Exams are scored on a 1–5 scale with essays evaluated by trained readers—often faculty from institutions like Harvard University, Yale University, Princeton University, Columbia University, Stanford University, University of California, Berkeley, University of Michigan, University of Texas at Austin, University of North Carolina at Chapel Hill, University of Virginia, and New York University—under College Board scoring guidelines. Many colleges and universities including Boston University, University of Florida, University of Wisconsin–Madison, University of Illinois Urbana–Champaign, University of California, Los Angeles, University of Southern California, Duke University, Johns Hopkins University, Northwestern University, and Rice University may grant credit or placement for scores of 3, 4, or 5, though credit policies vary by institution and by departments such as undergraduate humanities divisions and English departments chaired by scholars influenced by figures like Helen Vendler and Harold Bloom.

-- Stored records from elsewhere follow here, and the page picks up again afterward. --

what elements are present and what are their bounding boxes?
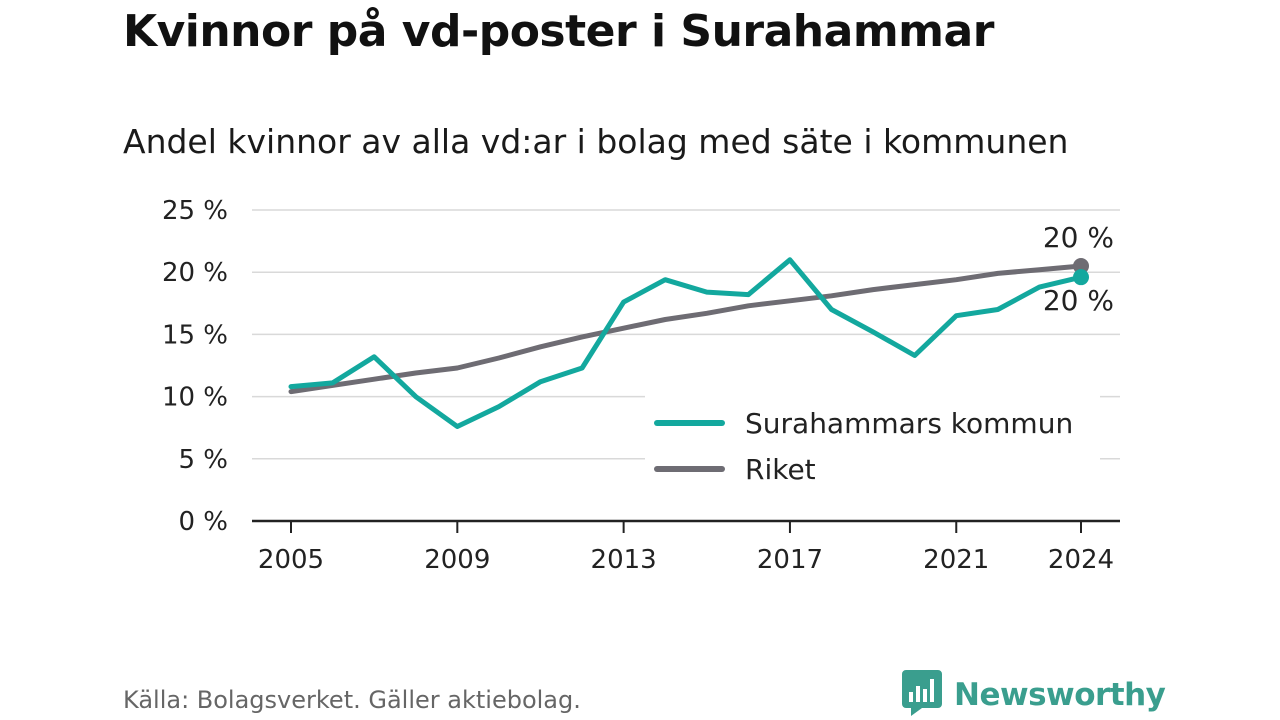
- brand-logo[interactable]: Newsworthy: [902, 670, 1166, 720]
- y-tick-label: 15 %: [162, 320, 228, 350]
- x-tick-label: 2009: [424, 545, 490, 575]
- legend: Surahammars kommun Riket: [645, 395, 1100, 495]
- y-tick-label: 0 %: [178, 507, 228, 537]
- brand-name: Newsworthy: [954, 677, 1166, 713]
- bar-chart-speech-bubble-icon: [902, 670, 942, 720]
- end-value-label: 20 %: [1043, 221, 1114, 254]
- end-point-marker: [1073, 269, 1089, 286]
- x-tick-label: 2005: [258, 545, 324, 575]
- chart-title: Kvinnor på vd-poster i Surahammar: [123, 6, 994, 57]
- series-line: [288, 257, 1084, 429]
- y-tick-label: 25 %: [162, 196, 228, 226]
- legend-label: Riket: [745, 453, 816, 486]
- x-tick-label: 2024: [1048, 545, 1114, 575]
- series-line: [288, 263, 1084, 395]
- end-value-labels: 20 % 20 %: [1043, 221, 1114, 317]
- legend-background: [645, 395, 1100, 495]
- y-tick-label: 10 %: [162, 383, 228, 413]
- y-tick-label: 5 %: [178, 445, 228, 475]
- x-tick-label: 2021: [923, 545, 989, 575]
- source-note: Källa: Bolagsverket. Gäller aktiebolag.: [123, 686, 581, 714]
- y-tick-label: 20 %: [162, 258, 228, 288]
- x-axis: 2005 2009 2013 2017 2021 2024: [252, 519, 1120, 575]
- chart-subtitle: Andel kvinnor av alla vd:ar i bolag med …: [123, 122, 1069, 161]
- end-value-label: 20 %: [1043, 284, 1114, 317]
- x-tick-label: 2017: [757, 545, 823, 575]
- series-lines: [288, 257, 1089, 429]
- y-axis-ticks: 0 % 5 % 10 % 15 % 20 % 25 %: [162, 196, 228, 537]
- x-tick-label: 2013: [591, 545, 657, 575]
- end-point-marker: [1073, 257, 1089, 274]
- legend-label: Surahammars kommun: [745, 407, 1073, 440]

Students prepare using anthologies and editions from publishers and series associated with Cambridge University Press, Oxford University Press, Norton Anthology of English Literature, Bedford/St. Martin's, Penguin Classics, Faber and Faber, and Vintage Books, alongside study guides from Barron's Educational Series, Princeton Review, Khan Academy materials developed in partnership with the College Board, and summer seminars offered by institutions like Yale Summer Session, Oxford University Summer School, Cambridge Summer School, Bread Loaf School of English, and programs at liberal arts colleges such as Williams College and Amherst College. Supplemental supports include online archives and databases hosted by Project Gutenberg, JSTOR, The British Library, Library of Congress, Google Books, and digital humanities projects affiliated with universities such as Stanford, MIT, and University of Virginia.